Last week, Slashdot surfaced news about impending and controversial data laws in France with the headline “France Outlaws Hashed Passwords“. They linked to the BBC news story about Google, eBay, Dailymotion and others challenging it.
It’s considered bad form to store passwords in plain text. Plain text is unencrypted. It would mean that if your password was “god” (once a popular password) that the online service provider’s database would store your password, beside your name and other details, simply as “god”. If someone hacks that database and is able to steal the data then that someone has your password. They can read it plain as day.
A much better idea, for security reasons, is to store the password hash instead. With this method we’re deploying a bit of cryptology, hash cryptography in fact, to run the password through a secret algorithm and save the output. For example, the hash function might change “god” to “MaCh1#3″. The database stores “MaCh1#3″, the next time you enter your password, your entry is run through the same algorithm (producing “MaCh1#3″ again) and compared to what the database has stored. If the two match up then you have the correct password.
The new French data laws make it a legal requirement for any online service storing passwords in plain text to hand them over to the authorities on request. That’s right. The new French regulations insist that operators keep a note of user names, email addresses, pseudonyms, passwords and a whole lot more.

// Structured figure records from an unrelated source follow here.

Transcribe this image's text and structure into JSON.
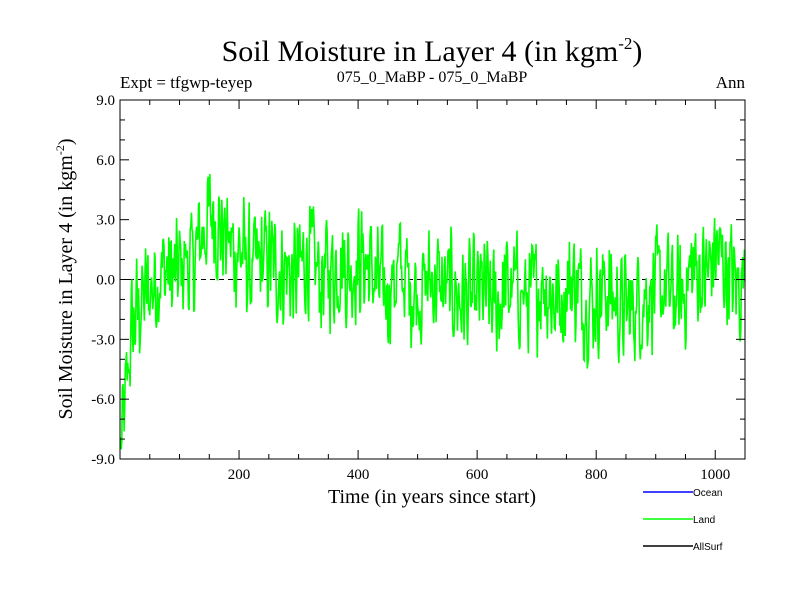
{
  "chart_data": {
    "type": "line",
    "title": "Soil Moisture in Layer 4 (in kgm",
    "title_sup": "-2",
    "title_close": ")",
    "subtitle_left": "Expt = tfgwp-teyep",
    "subtitle_center": "075_0_MaBP - 075_0_MaBP",
    "subtitle_right": "Ann",
    "xlabel": "Time (in years since start)",
    "ylabel": "Soil Moisture in Layer 4 (in kgm",
    "ylabel_sup": "-2",
    "ylabel_close": ")",
    "xlim": [
      0,
      1050
    ],
    "ylim": [
      -9.0,
      9.0
    ],
    "xticks": [
      200,
      400,
      600,
      800,
      1000
    ],
    "xtick_labels": [
      "200",
      "400",
      "600",
      "800",
      "1000"
    ],
    "yticks": [
      -9.0,
      -6.0,
      -3.0,
      0.0,
      3.0,
      6.0,
      9.0
    ],
    "ytick_labels": [
      "-9.0",
      "-6.0",
      "-3.0",
      "0.0",
      "3.0",
      "6.0",
      "9.0"
    ],
    "zero_line": true,
    "legend": [
      {
        "name": "Ocean",
        "color": "#0000ff"
      },
      {
        "name": "Land",
        "color": "#00ff00"
      },
      {
        "name": "AllSurf",
        "color": "#000000"
      }
    ],
    "series": [
      {
        "name": "Land",
        "color": "#00ff00",
        "x_start": 1,
        "x_step": 1,
        "count": 1050,
        "anchor_x": [
          1,
          5,
          10,
          15,
          20,
          30,
          40,
          50,
          60,
          70,
          80,
          90,
          100,
          110,
          120,
          130,
          140,
          150,
          155,
          160,
          165,
          170,
          180,
          190,
          200,
          210,
          220,
          230,
          240,
          250,
          260,
          270,
          280,
          290,
          300,
          310,
          320,
          330,
          340,
          350,
          360,
          370,
          380,
          390,
          400,
          410,
          420,
          430,
          440,
          450,
          460,
          470,
          480,
          490,
          500,
          510,
          520,
          530,
          540,
          550,
          560,
          570,
          580,
          590,
          600,
          610,
          620,
          630,
          640,
          650,
          660,
          670,
          680,
          690,
          700,
          710,
          720,
          730,
          740,
          750,
          760,
          770,
          780,
          790,
          800,
          810,
          820,
          830,
          840,
          850,
          860,
          870,
          880,
          890,
          900,
          910,
          920,
          930,
          940,
          950,
          960,
          970,
          980,
          990,
          1000,
          1010,
          1020,
          1030,
          1040,
          1050
        ],
        "anchor_y": [
          -8.5,
          -7.5,
          -6.0,
          -4.0,
          -2.5,
          -1.5,
          -1.0,
          -0.5,
          0.0,
          0.5,
          0.5,
          0.0,
          0.5,
          1.0,
          0.5,
          1.5,
          2.5,
          3.0,
          3.5,
          3.0,
          2.5,
          2.5,
          2.0,
          1.5,
          1.5,
          1.0,
          0.5,
          0.5,
          1.0,
          1.0,
          0.5,
          0.5,
          0.5,
          0.0,
          0.5,
          1.0,
          1.0,
          0.5,
          0.0,
          0.5,
          0.5,
          1.0,
          0.5,
          0.5,
          1.0,
          1.0,
          0.5,
          0.0,
          -0.5,
          -0.5,
          0.0,
          0.5,
          0.0,
          -0.5,
          -0.5,
          -0.5,
          0.0,
          0.0,
          -0.5,
          -0.5,
          -0.5,
          -1.0,
          -1.0,
          -1.0,
          -1.0,
          -0.5,
          -1.0,
          -1.5,
          -1.0,
          -0.5,
          -0.5,
          -0.5,
          -1.0,
          -1.0,
          -0.5,
          0.0,
          -0.5,
          -1.0,
          -1.0,
          -0.5,
          0.0,
          -0.5,
          -1.0,
          -1.0,
          -1.0,
          -0.5,
          -0.5,
          -1.0,
          -1.5,
          -1.5,
          -1.5,
          -1.0,
          -1.0,
          -0.5,
          -0.5,
          -0.5,
          -0.5,
          -1.0,
          -1.0,
          -0.5,
          0.5,
          0.5,
          0.0,
          0.5,
          1.5,
          1.0,
          0.5,
          0.0,
          -0.5,
          0.5
        ],
        "noise_amplitude": 2.6
      }
    ]
  }
}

Eric Freyssinet, the Divisional Chief of France’s cybercrime Gendarmerire task force has blogged to clear up the misunderstanding.
France will not force retailers, ISPs and others to store user passwords in plain text. However, if a hash system is used then the hashes or any other techniques used in the encryption must also be handed over to French authorities on request.
Last month the French Ministry of Finance was successfully hacked. If they had hash and user details in their database then, in theory, that data could now be in the hands of identity theft fraudsters.
France are pushing these laws out because they’re worried about all sorts of information that should interest their security forces passing around the internet. Here’s a quick list of what will be required for site operators and ISPs to store and hand over.
Providing access to the internet
- The IP address given to the user
- The identifiers of users given an IP address (login name, pseudonym, ID card, SIM phone number)
- MAC address
- Time and end of connection
- Line characteristics (ADSL, etc)
Hosts and companies providing online transactions
- IP address or other relevant information
- A way to identify what the user did online (page URL, classified ad ID, etc)
- Types of protocols used (FTP, HTTP)
- Nature of what happened (created content, modified content, deleted content)
- Time and date of transaction
- The ID the user used (pseudonym, email address, etc)
For Contract situations
- IP address used when account was created
- Full name or business name
- Mail address
- Email addresses
- Telephone numbers
- Pseudonyms used
For payment situations
- Type of payment
- The payment reference
- The amount
- Time and data of transaction
The French Association of Internet Community Services (ASIC) opposes the new law and is taking an appeal to a higher court. France may have failed to fulfil their obligations to the EU legal framework in pushing this law forward and this may be the base by which ASIC and the alliance challenge it.